The Immediate Outlook: A Dip Before the Ascent?
Recent market data indicates that Bitcoin is struggling to maintain the $113,000 level. Multiple analyses suggest that a further downside correction is likely before any substantial upward momentum can build. Trading resources highlight a lack of strong bid support above $110,000 on major exchanges, pushing the focus towards lower price targets.
On-chain analytics reinforce this view, with the cost basis of recent Bitcoin buyers suggesting that the area around the old all-time highs, specifically near $109,000, could serve as a critical price floor. This "airgap" between $109,000 and $116,000 is reportedly being gradually filled on dips, indicating steady investor engagement. Importantly, there's limited distribution from holders who bought in the $118,000–$120,000 range, implying a conviction to hold through current fluctuations.
The Upside Potential: Liquidity as Fuel
Despite the prevailing sentiment for a short-term dip, not all analysts are focused solely on the downside. A compelling counter-argument emerges from the analysis of liquidation hotspots. A significant portion of liquidations are concentrated in short positions sitting above the current price level. This creates a "massive pool of fuel" that could be "gobbled up" by the market.
This dynamic suggests that if Bitcoin were to initiate a move upward, it could trigger a short squeeze, accelerating the price ascent. Institutions are known to target such liquidity zones, making these overhead asks a crucial element to watch for potential upward bursts.
Key Levels and Impending Volatility
For bulls to regain control and aim higher, Bitcoin needs to decisively break above key resistance levels. Traders are closely monitoring the 200-period Simple Moving Average (SMA) and Exponential Moving Average (EMA) on four-hour timeframes. A clear breach of this region would signal a shift in market dominance.
Regardless of the immediate direction, one thing appears certain: Bitcoin's current range-bound behavior is unsustainable. Market volatility has been slowing down, a classic precursor to a significant price move. As one prominent trader puts it, "a big move is on the horizon again."

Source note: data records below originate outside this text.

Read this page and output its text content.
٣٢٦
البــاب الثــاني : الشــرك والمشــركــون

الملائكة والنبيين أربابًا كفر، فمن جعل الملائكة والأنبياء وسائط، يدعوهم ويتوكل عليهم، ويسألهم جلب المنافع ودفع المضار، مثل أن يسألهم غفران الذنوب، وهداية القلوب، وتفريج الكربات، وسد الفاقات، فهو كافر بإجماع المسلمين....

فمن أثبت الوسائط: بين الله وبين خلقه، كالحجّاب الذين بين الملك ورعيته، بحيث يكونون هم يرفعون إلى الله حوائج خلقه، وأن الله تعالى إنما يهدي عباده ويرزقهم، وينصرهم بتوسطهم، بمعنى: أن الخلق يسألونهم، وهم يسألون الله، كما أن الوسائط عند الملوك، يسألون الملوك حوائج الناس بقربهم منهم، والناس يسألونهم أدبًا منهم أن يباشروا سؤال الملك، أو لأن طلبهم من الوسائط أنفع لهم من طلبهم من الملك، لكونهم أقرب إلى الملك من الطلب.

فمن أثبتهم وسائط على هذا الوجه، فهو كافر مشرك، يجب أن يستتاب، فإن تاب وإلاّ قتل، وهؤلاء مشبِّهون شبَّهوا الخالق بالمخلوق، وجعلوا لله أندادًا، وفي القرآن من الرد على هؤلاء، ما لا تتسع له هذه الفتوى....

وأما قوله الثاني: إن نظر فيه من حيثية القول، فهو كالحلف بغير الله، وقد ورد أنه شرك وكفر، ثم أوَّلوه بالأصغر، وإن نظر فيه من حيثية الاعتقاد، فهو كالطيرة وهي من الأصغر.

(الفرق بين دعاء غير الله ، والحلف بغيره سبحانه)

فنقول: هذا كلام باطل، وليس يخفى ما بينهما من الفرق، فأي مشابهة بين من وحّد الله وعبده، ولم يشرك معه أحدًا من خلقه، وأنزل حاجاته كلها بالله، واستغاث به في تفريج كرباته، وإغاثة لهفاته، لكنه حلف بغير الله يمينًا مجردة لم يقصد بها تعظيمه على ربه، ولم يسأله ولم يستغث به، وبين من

Practical Advice for Traders: Embrace Patience
Given the conflicting signals and the anticipation of a larger move, the most valuable attribute for any Bitcoin trader right now is patience. Rushing into positions during this period of uncertainty can lead to suboptimal outcomes. Instead, focus on:
- Observing Key Support and Resistance: Pay close attention to the $109,000 area as a potential strong support, and the 200-period SMAs/EMAs as critical resistance.
- Understanding Liquidity: Recognize how large pools of short liquidations above the current price can act as fuel for an upward move.
- Preparing for Volatility: Anticipate that the current calm is temporary. Have a strategy in place for a sudden increase in price movement, whether up or down.
While the immediate path for Bitcoin remains uncertain, the underlying market structure provides clear indicators for those willing to wait and observe. The next major move could define the short-to-medium term trend, making informed patience your strongest ally.